ANAの2020年の国際線全路線のダイヤが確定し、さらに国際線の出発ターミナルも確定しました。路線別に出発ターミナルがバラバラに振り分けられており、振り分けの理由を考察してみました。
国際線出発ターミナル振り分け概要
日本空港ビルデングホームページより
背景
羽田空港では国際線の便数が拡大し、国際線ターミナル(2020年3月14日から第3ターミナルに改称)だけではキャパオーバーとなるため、国際線ターミナルにゲート追加対策などをしています。
しかし、それだけでは不十分なため、同空港で最も国際線を飛ばすこととなるANAが国内線で利用している第2ターミナルを増床し、国際線ターミナル機能を追加させることとしました。
こうすることで羽田空港において、国内線、国際線ともに最多のトラフィックのANAの旅客導線を第2ターミナル内にかなり閉じる込めることができそうです。
しかし、ANAはすべての国際線を第2ターミナルで完結はできず、第3ターミナルと併用することとなりました。
第2と第3ターミナル振り分け概要
国際線利用の場合、どちらのターミナルを利用するか気になるところですが、下記のルールに基づいて分けられています。
シーズンごとに設定
出発便が対象・目的地別にターミナルが振り分け
ANA以外の国際線は従来通り第3ターミナル(国際線ターミナル)
第2ターミナル国際線エリアにはラウンジが新設
今回発表されたのは2020年夏ダイヤ(3/29~10/24)であり、冬ダイヤ(10/25~)は8月下旬に発表するとのことです。
つまり、シーズン別にターミナルが入れ替わる可能性もあります。しかし、後述しますが、対象路線を見ると同社にとってコアな路線を第2ターミナルに寄せている傾向があります。

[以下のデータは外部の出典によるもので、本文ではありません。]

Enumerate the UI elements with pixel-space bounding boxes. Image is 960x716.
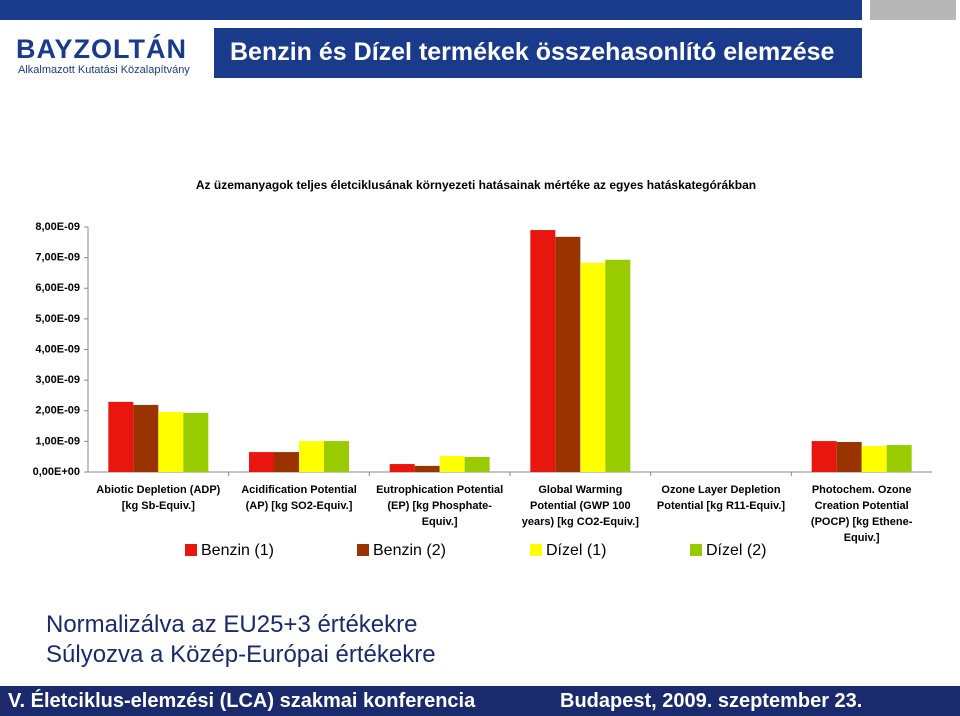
bar (389, 464, 415, 472)
legend-swatch (690, 544, 702, 556)
legend-label: Dízel (1) (546, 542, 606, 559)
y-tick-label: 8,00E-09 (35, 221, 80, 233)
chart-title: Az üzemanyagok teljes életciklusának kör… (196, 178, 756, 192)
logo-subtitle: Alkalmazott Kutatási Közalapítvány (18, 64, 190, 76)
bar (464, 456, 490, 472)
bar (580, 262, 606, 472)
x-tick-label: Global Warming Potential (GWP 100 years)… (521, 484, 639, 528)
legend-label: Benzin (2) (373, 542, 446, 559)
legend-label: Benzin (1) (201, 542, 274, 559)
bar (414, 465, 440, 472)
bar (530, 230, 556, 472)
y-tick-label: 5,00E-09 (35, 313, 80, 325)
bar (133, 404, 159, 472)
top-box (870, 0, 956, 20)
bar (886, 445, 912, 472)
x-tick-label: Acidification Potential (AP) [kg SO2-Equ… (241, 484, 357, 512)
bar (605, 259, 631, 472)
y-tick-label: 6,00E-09 (35, 282, 80, 294)
y-tick-label: 2,00E-09 (35, 405, 80, 417)
bar (108, 401, 134, 472)
bar (249, 452, 274, 472)
x-tick-label: Photochem. Ozone Creation Potential (POC… (810, 484, 913, 544)
bar (158, 411, 184, 472)
y-tick-label: 1,00E-09 (35, 435, 80, 447)
bar (555, 236, 581, 472)
bar (274, 452, 299, 472)
legend-swatch (530, 544, 542, 556)
slide-title: Benzin és Dízel termékek összehasonlító … (230, 38, 835, 66)
note: Normalizálva az EU25+3 értékekre (46, 611, 418, 638)
y-tick-label: 7,00E-09 (35, 252, 80, 264)
y-tick-label: 4,00E-09 (35, 343, 80, 355)
legend-swatch (185, 544, 197, 556)
x-tick-label: Abiotic Depletion (ADP) [kg Sb-Equiv.] (96, 484, 221, 512)
notes: Normalizálva az EU25+3 értékekre Súlyozv… (46, 610, 436, 670)
bar (299, 441, 324, 472)
footer-bar (0, 686, 960, 716)
top-stripe (0, 0, 862, 20)
y-tick-label: 0,00E+00 (33, 466, 80, 478)
x-tick-label: Eutrophication Potential (EP) [kg Phosph… (376, 484, 504, 528)
logo: BAYZOLTÁN (16, 34, 187, 64)
bar (836, 441, 862, 472)
note: Súlyozva a Közép-Európai értékekre (46, 641, 436, 668)
bar (324, 441, 349, 472)
x-tick-label: Ozone Layer Depletion Potential [kg R11-… (656, 484, 786, 512)
bar (439, 456, 465, 472)
footer-right: Budapest, 2009. szeptember 23. (560, 690, 863, 712)
y-tick-label: 3,00E-09 (35, 374, 80, 386)
bar (811, 441, 837, 472)
legend-label: Dízel (2) (706, 542, 766, 559)
title-bar (214, 28, 862, 78)
legend-swatch (357, 544, 369, 556)
footer-left: V. Életciklus-elemzési (LCA) szakmai kon… (8, 690, 476, 712)
bar (183, 412, 209, 472)
bar (861, 445, 887, 472)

フリークエントに利用する人が出発ターミナルを覚えたにもかかわらず、半期ごとにコロコロ変わっていては不安になると想定され、出発時に利用するターミナルは固定されるのではないかと思います。
次に、ターミナルが振り分けられているのは出発便が対象であり、海外から飛んできて羽田に到着するフライトについては便名ごとに振り分けをするとのことです。

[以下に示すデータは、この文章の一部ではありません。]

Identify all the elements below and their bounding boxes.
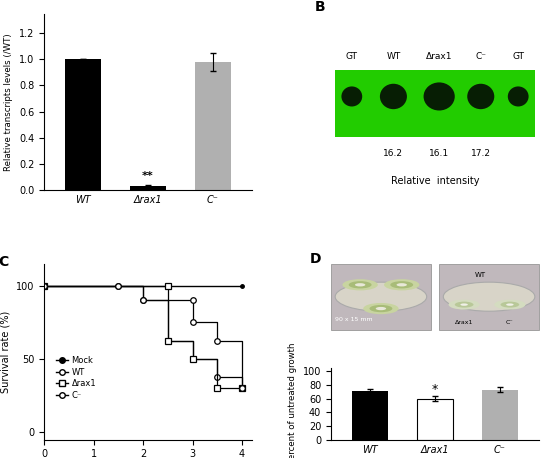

1日複数便の羽田発着がある路線(フランクフルト、ジャカルタ、バンコク、ソウル金浦、シンガポール、北京、上海(浦東)、香港、台北/松山)では便によって、ターミナルが分かれる可能性もあります。
また、悪天候や混雑などにより、急遽到着ターミナルが変更となる可能性もあり、着陸後に国内線乗り継ぎが控えている場合はワサワサする可能性もあります。
目的地別に出発ターミナルははっきりと分かれていますが、法則性、例えば、アジアは第3ターミナルとか、日中は第3ターミナルとかではなく、目的地別に分かれています。
しかし、第2ターミナルからの出発が6割となっており、かなりの確率で第2ターミナルを利用することとなりそうです。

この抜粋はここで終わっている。